It could take weeks — or longer — before U.S. pork producers recover from export restrictions tied to a worldwide influenza outbreak, says Chris Hurt, Purdue University agricultural economist.
With China, Russia and Ukraine and other countries refusing to accept pork from U.S. states or increasing their screening of pork imports, hundreds of millions of pounds of pork could wind up in the U.S. retail market at discounted prices, Hurt notes. That means lower prices for a pork industry already reeling in a tough economic climate.
"This couldn't get much worse for the pork industry," Hurt relays. "You've got other countries starting to follow Russia's and China's by limiting imports of our pork. Then there are consumers worldwide who are linking the word 'swine' to pork, even though this influenza strain did not come from swine." Add to that the challenges facing the world economy in general."
The H1N1 influenza virus has been blamed for up to 159 deaths in Mexico and one in the United States. However, only 20 of the deaths in Mexico have so far been confirmed to be associated with this new flu. Although called "swine" flu, the virus is a new sub-variant combining parts of bird, human and pig influenza viruses. As of today, nearly 90 people in seven states have been infected with the virus.
Although the new H1N1 strain has not been reported in pigs anywhere, and properly handled and cooked pork is safe to eat, the pork industry is feeling the brunt of public misunderstanding about the virus.
China and Russia are the second and fourth largest international buyers of U.S. pork, respectively. Together, the two nations imported 1.28 billion pounds or 27.4 percent of the nearly 5 billion pounds of pork exported from the United States in 2008. "Any loss of those sales to those important markets will lower pork prices," Hurt says. "The May lean-hog futures have fallen 8 percent since Friday (April 24), closing at about $63.30 per hundredweight, or more than $5 lower.
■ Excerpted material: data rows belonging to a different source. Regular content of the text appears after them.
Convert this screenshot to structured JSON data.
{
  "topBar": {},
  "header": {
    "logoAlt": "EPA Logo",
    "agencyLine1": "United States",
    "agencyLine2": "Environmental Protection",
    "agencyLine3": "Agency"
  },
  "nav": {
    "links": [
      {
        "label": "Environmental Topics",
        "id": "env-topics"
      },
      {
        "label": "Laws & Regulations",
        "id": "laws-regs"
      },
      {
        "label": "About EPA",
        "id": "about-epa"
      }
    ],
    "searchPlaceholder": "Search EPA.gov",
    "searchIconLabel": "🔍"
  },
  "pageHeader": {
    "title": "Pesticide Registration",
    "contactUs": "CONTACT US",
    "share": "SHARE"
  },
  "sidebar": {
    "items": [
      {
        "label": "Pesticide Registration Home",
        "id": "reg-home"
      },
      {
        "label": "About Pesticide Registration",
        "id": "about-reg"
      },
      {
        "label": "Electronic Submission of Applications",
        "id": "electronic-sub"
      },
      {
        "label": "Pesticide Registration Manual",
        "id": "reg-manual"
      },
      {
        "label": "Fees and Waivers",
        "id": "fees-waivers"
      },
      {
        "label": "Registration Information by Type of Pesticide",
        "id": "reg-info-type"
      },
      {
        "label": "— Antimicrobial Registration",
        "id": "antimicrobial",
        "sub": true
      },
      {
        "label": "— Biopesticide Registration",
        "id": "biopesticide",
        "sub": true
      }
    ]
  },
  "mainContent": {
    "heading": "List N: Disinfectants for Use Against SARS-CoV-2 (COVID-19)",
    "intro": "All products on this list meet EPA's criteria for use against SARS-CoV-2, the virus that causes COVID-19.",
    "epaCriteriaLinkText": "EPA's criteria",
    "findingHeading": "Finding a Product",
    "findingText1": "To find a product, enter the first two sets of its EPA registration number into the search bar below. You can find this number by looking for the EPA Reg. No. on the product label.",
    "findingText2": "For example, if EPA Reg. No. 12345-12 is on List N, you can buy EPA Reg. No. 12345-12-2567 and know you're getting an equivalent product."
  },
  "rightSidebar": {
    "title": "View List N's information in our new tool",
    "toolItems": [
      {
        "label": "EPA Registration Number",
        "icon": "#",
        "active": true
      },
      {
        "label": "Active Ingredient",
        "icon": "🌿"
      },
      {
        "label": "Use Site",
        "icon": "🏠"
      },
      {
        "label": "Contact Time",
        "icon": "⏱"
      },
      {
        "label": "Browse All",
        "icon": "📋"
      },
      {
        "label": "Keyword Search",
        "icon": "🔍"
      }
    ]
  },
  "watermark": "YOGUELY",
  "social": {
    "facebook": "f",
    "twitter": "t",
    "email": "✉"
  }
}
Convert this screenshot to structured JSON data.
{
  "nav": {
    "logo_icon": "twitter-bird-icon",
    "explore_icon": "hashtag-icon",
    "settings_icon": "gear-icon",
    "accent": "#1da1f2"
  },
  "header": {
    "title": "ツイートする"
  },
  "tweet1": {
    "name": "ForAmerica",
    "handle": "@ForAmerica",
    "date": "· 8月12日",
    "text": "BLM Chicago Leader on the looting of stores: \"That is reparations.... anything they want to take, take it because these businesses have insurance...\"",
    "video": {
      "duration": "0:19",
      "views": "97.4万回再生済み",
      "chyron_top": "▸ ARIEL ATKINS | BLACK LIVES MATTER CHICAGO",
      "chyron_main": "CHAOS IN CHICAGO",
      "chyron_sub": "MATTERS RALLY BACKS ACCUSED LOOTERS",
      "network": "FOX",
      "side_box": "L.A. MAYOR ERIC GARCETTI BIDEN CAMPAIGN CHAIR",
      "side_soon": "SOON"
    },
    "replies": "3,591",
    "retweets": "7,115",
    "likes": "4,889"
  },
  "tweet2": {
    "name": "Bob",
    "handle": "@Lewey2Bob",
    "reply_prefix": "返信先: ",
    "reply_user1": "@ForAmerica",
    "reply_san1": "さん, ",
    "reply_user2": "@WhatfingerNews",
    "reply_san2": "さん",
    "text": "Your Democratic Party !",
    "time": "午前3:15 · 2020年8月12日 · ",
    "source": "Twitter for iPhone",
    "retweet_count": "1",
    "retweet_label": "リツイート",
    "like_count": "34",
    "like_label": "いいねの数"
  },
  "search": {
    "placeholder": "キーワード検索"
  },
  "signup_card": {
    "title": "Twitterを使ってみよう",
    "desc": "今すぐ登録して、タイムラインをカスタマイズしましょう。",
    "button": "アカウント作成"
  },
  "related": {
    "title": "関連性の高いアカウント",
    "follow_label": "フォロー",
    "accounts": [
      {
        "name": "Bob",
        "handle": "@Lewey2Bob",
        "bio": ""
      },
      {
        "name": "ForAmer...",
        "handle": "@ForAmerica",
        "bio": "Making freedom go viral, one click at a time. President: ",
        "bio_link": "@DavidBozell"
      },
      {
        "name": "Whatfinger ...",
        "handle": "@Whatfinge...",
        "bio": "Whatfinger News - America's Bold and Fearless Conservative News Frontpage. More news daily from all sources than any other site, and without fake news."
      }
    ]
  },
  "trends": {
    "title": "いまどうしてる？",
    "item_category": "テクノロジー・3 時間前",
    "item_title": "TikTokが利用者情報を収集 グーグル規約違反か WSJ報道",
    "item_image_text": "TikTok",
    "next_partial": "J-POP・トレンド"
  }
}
"This is the market's anticipation of what this flu event means over the next few months. Concerns are that 'swine' flu could reduce U.S. pork exports, that U.S. consumers could reduce pork consumption and, more broadly, that the flu could cause a slowing of world economic growth, which would reduce demand for food products in general."
H1N1 fallout is just the latest setback for pork producers. "The pork industry has been losing money since fall 2007," Hurt notes. "Producers are near break-even right now. We had hoped that producers would return to profitability by May, but that's not likely to happen now."
The flu outbreak is the third major shock to the pork industry in the past 18 months. Pork producers were beset by sharply rising feed prices in late 2007 and 2008 and the global financial crisis this past fall.
"The pork industry uses 28 percent of the grains fed to livestock and 23 percent of the protein meals fed to livestock," Hurt adds. "If this flu event causes pork demand to drop, that means less corn and soybean meal use, with downward impacts on those prices, as well."
As bad as the current flu situation is for the pork industry, Hurt doubts that pork producers will be hit as hard by the H1N1 outbreak as beef producers were by the U.S. mad cow disease cases in late 2003 or the poultry industry by avian influenza in 2005-2006.
"Both beef and poultry exports were negatively impacted," Hurt notes. "In fact, U.S. beef exports have only recovered to about 75 percent of their 2003 levels.
"Pork producers should not panic. The immediate reaction of humans and markets to situations like we have now is often more severe in the short term than the long term," he concludes.